6. Persuading ministers
Ministers are often nervous about increasing access to data because of concerns around data security and interpretation. Officials and researchers have to be aware of and receptive to these concerns when they attempt to secure political buy-in. But they should also make the case that using accredited safe settings to widen data access can de-risk data sharing. Also, identifying if a policy hasn’t worked will enable the department to adapt its approach and achieve its goals more quickly. Linking administrative data could be the quickest way of enabling officials to provide advice on the policies that will work. In New Zealand, officials won cross-party support for an integrated data system by demonstrating how the investment would improve prevention, enabling them to appeal to the centre left in social justice terms and the centre right in efficiency terms.

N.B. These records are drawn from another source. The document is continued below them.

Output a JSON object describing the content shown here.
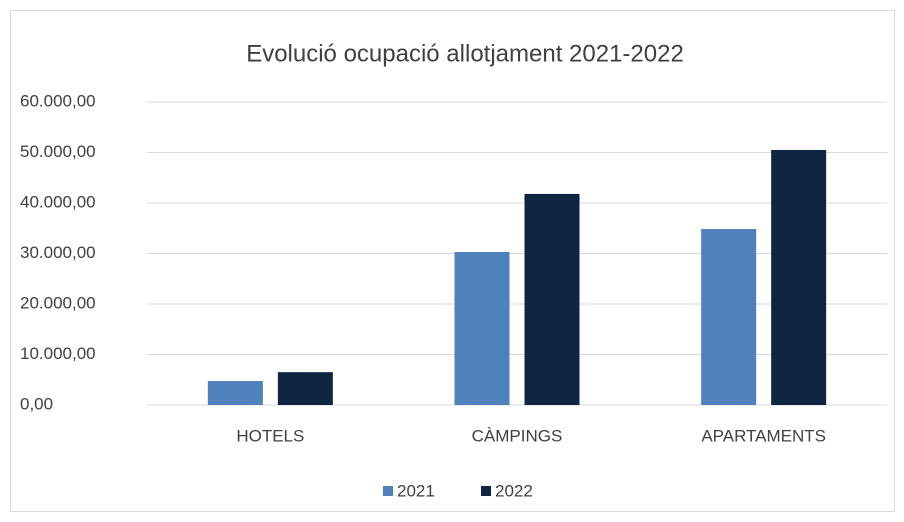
{
  "chart_data": {
    "type": "bar",
    "title": "Evolució ocupació allotjament 2021-2022",
    "categories": [
      "HOTELS",
      "CÀMPINGS",
      "APARTAMENTS"
    ],
    "series": [
      {
        "name": "2021",
        "color": "#4f81bd",
        "values": [
          4750,
          30300,
          34850
        ]
      },
      {
        "name": "2022",
        "color": "#0f2542",
        "values": [
          6500,
          41800,
          50500
        ]
      }
    ],
    "ylim": [
      0,
      60000
    ],
    "yticks": [
      {
        "value": 0,
        "label": "0,00"
      },
      {
        "value": 10000,
        "label": "10.000,00"
      },
      {
        "value": 20000,
        "label": "20.000,00"
      },
      {
        "value": 30000,
        "label": "30.000,00"
      },
      {
        "value": 40000,
        "label": "40.000,00"
      },
      {
        "value": 50000,
        "label": "50.000,00"
      },
      {
        "value": 60000,
        "label": "60.000,00"
      }
    ],
    "grid": true,
    "legend": "bottom"
  }
}
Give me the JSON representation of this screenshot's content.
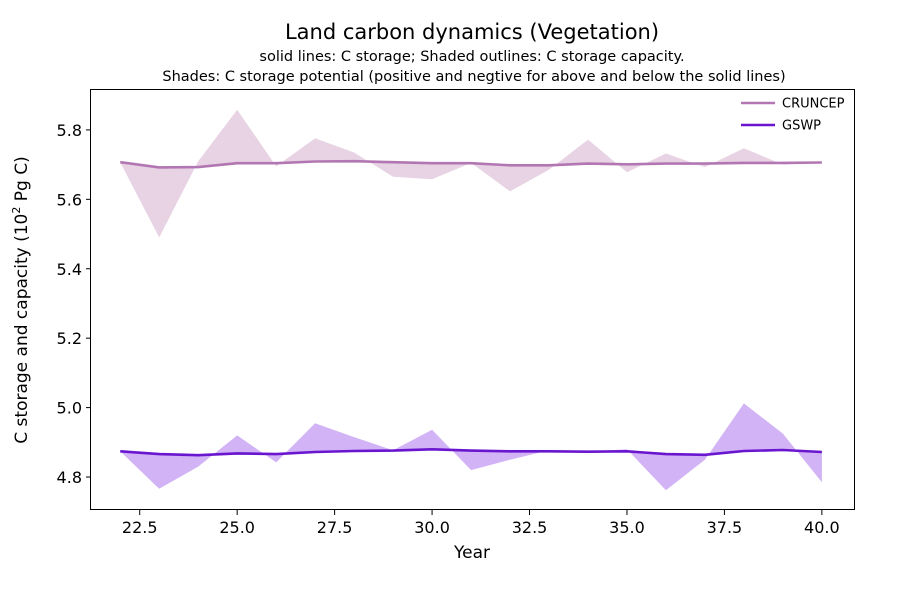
{
  "chart_data": {
    "type": "line",
    "title": "Land carbon dynamics (Vegetation)",
    "subtitle_line1": "solid lines: C storage; Shaded outlines: C storage capacity.",
    "subtitle_line2": "Shades: C storage potential (positive and negtive for above and below the solid lines)",
    "xlabel": "Year",
    "ylabel_prefix": "C storage and capacity (10",
    "ylabel_sup": "2",
    "ylabel_suffix": " Pg C)",
    "xlim": [
      21.25,
      40.85
    ],
    "ylim": [
      4.705,
      5.915
    ],
    "xticks": [
      22.5,
      25.0,
      27.5,
      30.0,
      32.5,
      35.0,
      37.5,
      40.0
    ],
    "xtick_labels": [
      "22.5",
      "25.0",
      "27.5",
      "30.0",
      "32.5",
      "35.0",
      "37.5",
      "40.0"
    ],
    "yticks": [
      4.8,
      5.0,
      5.2,
      5.4,
      5.6,
      5.8
    ],
    "ytick_labels": [
      "4.8",
      "5.0",
      "5.2",
      "5.4",
      "5.6",
      "5.8"
    ],
    "legend_position": "top-right",
    "x": [
      22,
      23,
      24,
      25,
      26,
      27,
      28,
      29,
      30,
      31,
      32,
      33,
      34,
      35,
      36,
      37,
      38,
      39,
      40
    ],
    "series": [
      {
        "name": "CRUNCEP",
        "color": "#b277b2",
        "fill_color": "#e8d3e4",
        "storage": [
          5.707,
          5.692,
          5.693,
          5.704,
          5.704,
          5.709,
          5.71,
          5.707,
          5.704,
          5.704,
          5.698,
          5.698,
          5.703,
          5.701,
          5.703,
          5.703,
          5.705,
          5.705,
          5.706
        ],
        "capacity": [
          5.707,
          5.49,
          5.71,
          5.858,
          5.695,
          5.776,
          5.735,
          5.665,
          5.658,
          5.705,
          5.623,
          5.685,
          5.772,
          5.678,
          5.732,
          5.693,
          5.747,
          5.7,
          5.706
        ]
      },
      {
        "name": "GSWP",
        "color": "#6a16cf",
        "fill_color": "#d2b3f5",
        "storage": [
          4.874,
          4.866,
          4.863,
          4.868,
          4.866,
          4.872,
          4.875,
          4.876,
          4.88,
          4.876,
          4.874,
          4.874,
          4.873,
          4.874,
          4.866,
          4.864,
          4.875,
          4.878,
          4.872
        ],
        "capacity": [
          4.874,
          4.766,
          4.83,
          4.92,
          4.842,
          4.955,
          4.915,
          4.877,
          4.936,
          4.82,
          4.85,
          4.877,
          4.873,
          4.88,
          4.762,
          4.85,
          5.012,
          4.925,
          4.785
        ]
      }
    ]
  }
}
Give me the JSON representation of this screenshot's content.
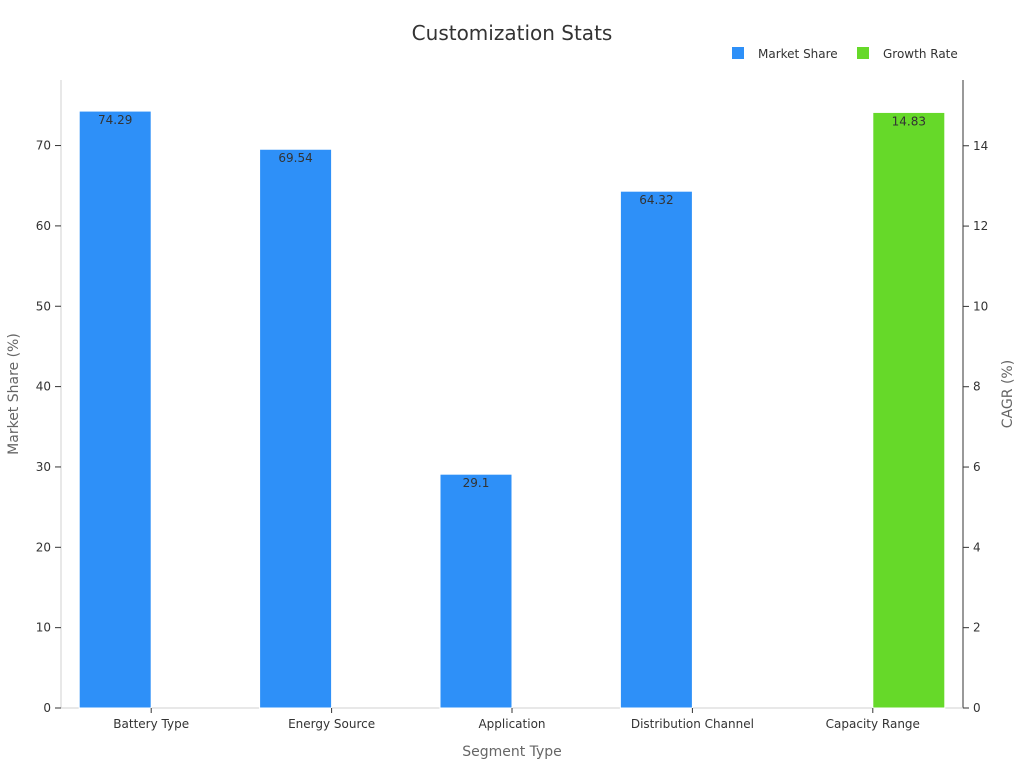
{
  "chart_data": {
    "type": "bar",
    "title": "Customization Stats",
    "xlabel": "Segment Type",
    "ylabel": "Market Share (%)",
    "y2label": "CAGR (%)",
    "categories": [
      "Battery Type",
      "Energy Source",
      "Application",
      "Distribution Channel",
      "Capacity Range"
    ],
    "ylim": [
      0,
      78
    ],
    "y2lim": [
      0,
      15.6
    ],
    "yticks": [
      0,
      10,
      20,
      30,
      40,
      50,
      60,
      70
    ],
    "y2ticks": [
      0,
      2,
      4,
      6,
      8,
      10,
      12,
      14
    ],
    "legend_position": "top-right",
    "grid": false,
    "series": [
      {
        "name": "Market Share",
        "axis": "left",
        "color": "#2e90f8",
        "values": [
          74.29,
          69.54,
          29.1,
          64.32,
          null
        ],
        "labels": [
          "74.29",
          "69.54",
          "29.1",
          "64.32",
          ""
        ]
      },
      {
        "name": "Growth Rate",
        "axis": "right",
        "color": "#66d929",
        "values": [
          null,
          null,
          null,
          null,
          14.83
        ],
        "labels": [
          "",
          "",
          "",
          "",
          "14.83"
        ]
      }
    ]
  }
}
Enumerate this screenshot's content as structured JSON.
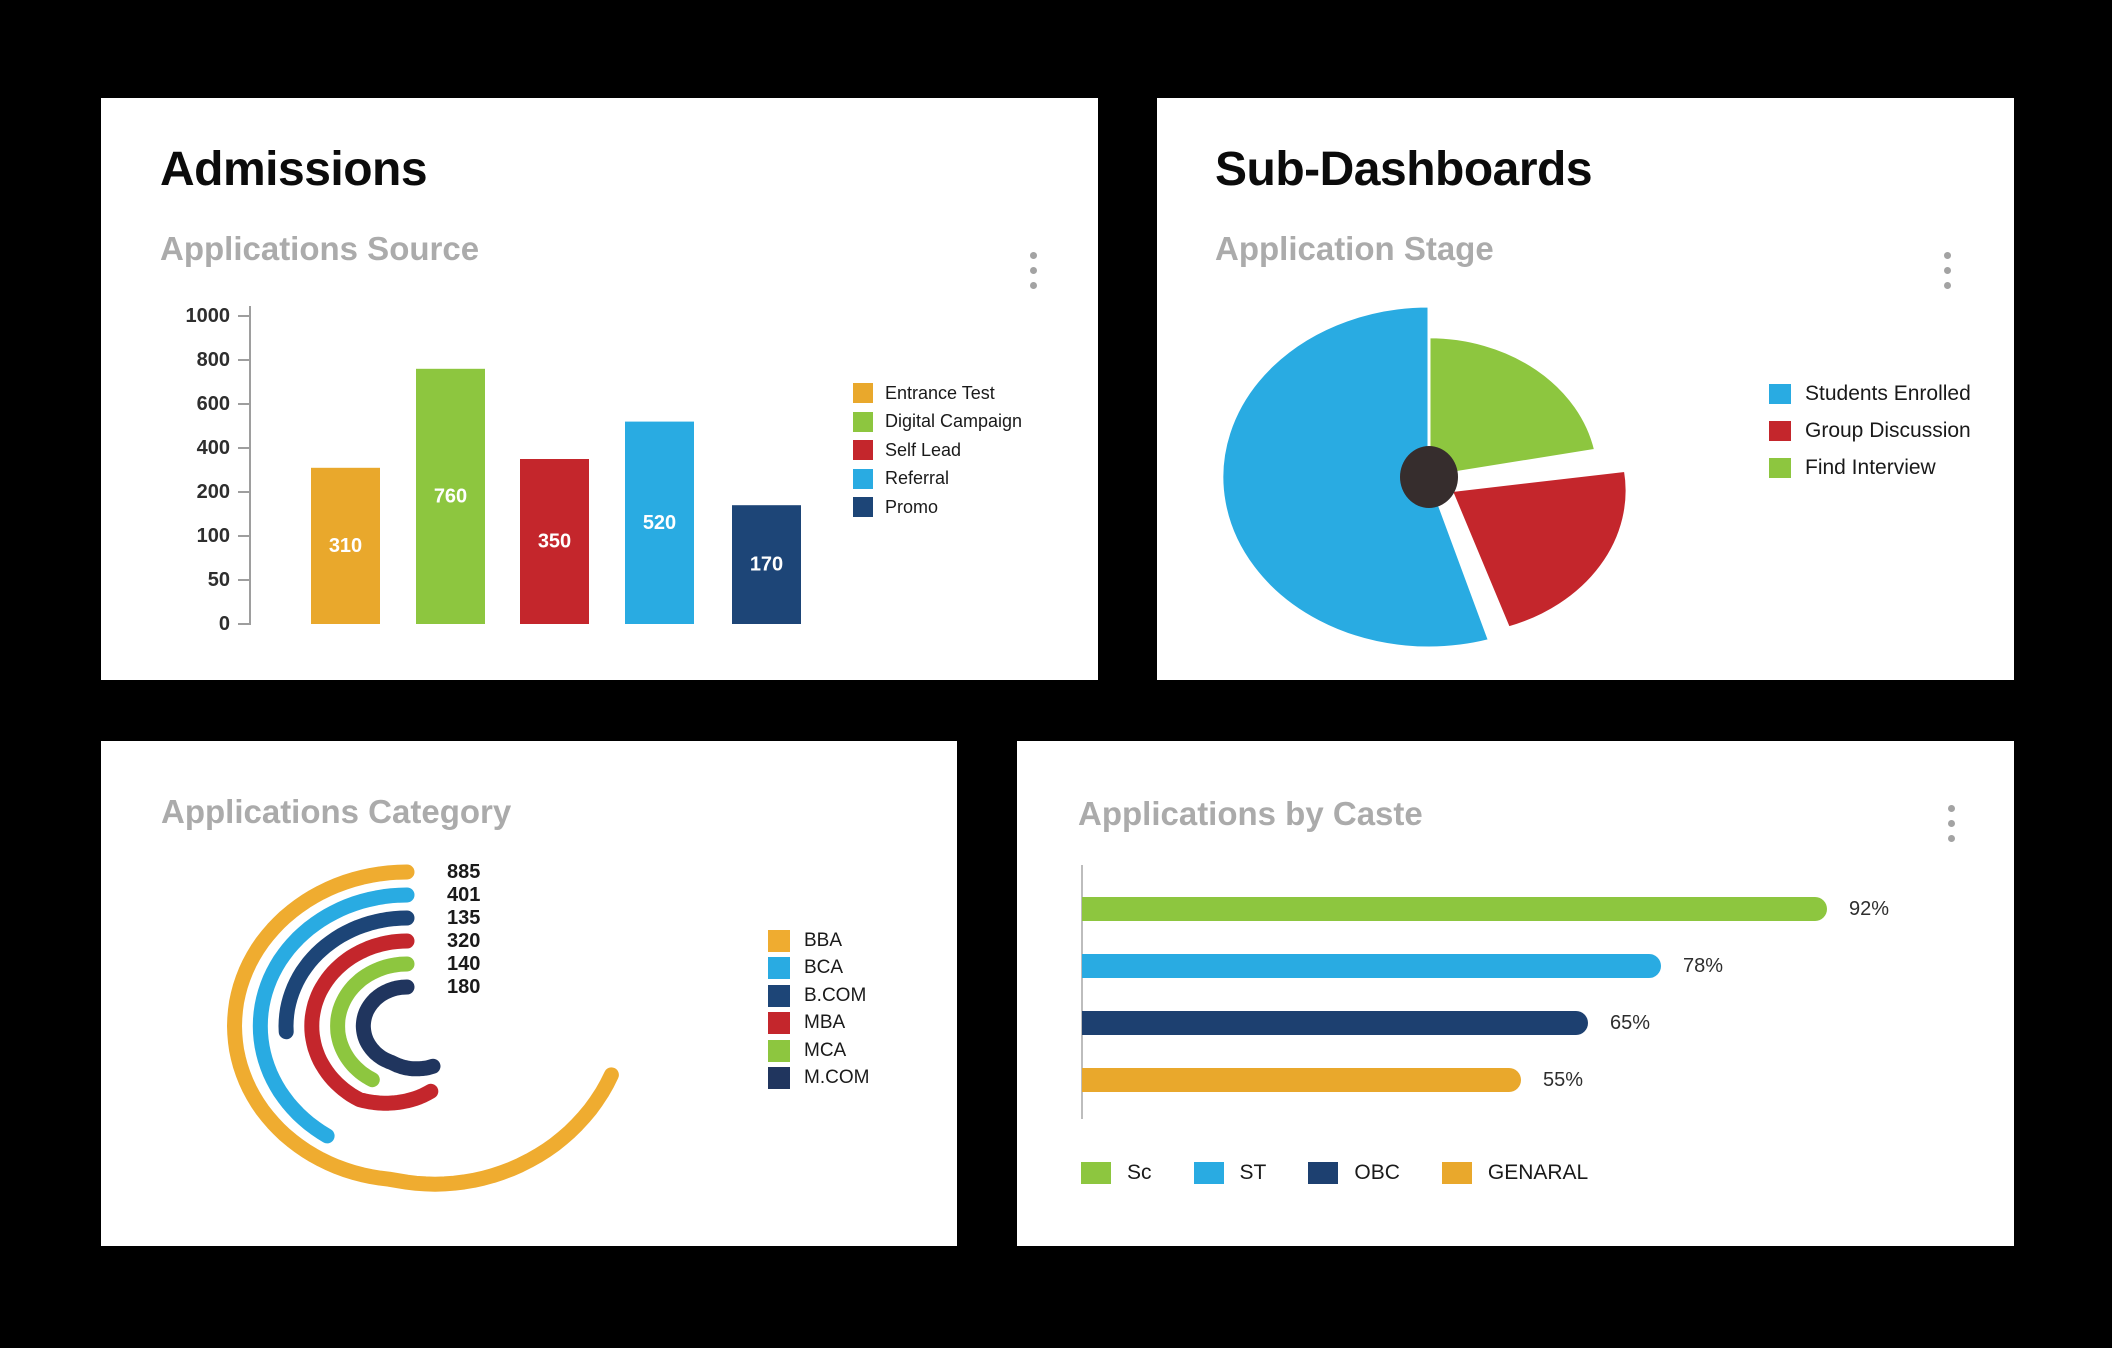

7. Clarifying legal constraints
Officials have to interpret a range of laws relating to data access, such as the Digital Economy Act and the General Data Protection Regulation (GDPR), as well as legislation specific to individual departments. However, there is often confusion about how these should be interpreted and applied. For instance, the Health and Social Care Act has been interpreted differently in England and Wales, which has led to difficulties in accessing health data in England for purposes not readily categorised as medical research. Local authorities are quite risk-averse in light of GDPR, even though in most cases the only change is the need to communicate what they are doing with people’s data. There is a case for better training around data access legislation, given a lack of understanding in this area is often a blocker for delivering research and insights using administrative data. Some organisations have invested a lot of time and resources into understanding the legal challenges, but these insights need to be shared and training made more widely available.
8. Educating researchers
Many researchers also feel that they don’t properly understand the risks involved in using administrative data, which affects the way they talk to officials and the way they use data if they have access to it. They need training on these risks, but at the moment such training is patchy and it’s not clear who’s responsible for providing it.
9. What next?
Advocates of using administrative data better often have positive conversations but they need to ensure they are not just conversations and instead build collaboration into the way they work. ADR UK can help with that. As a group of practitioners, attendees agreed they needed to work out who it is they need to persuade, what the most effective strategies for communicating are, and how they can share lessons more systematically.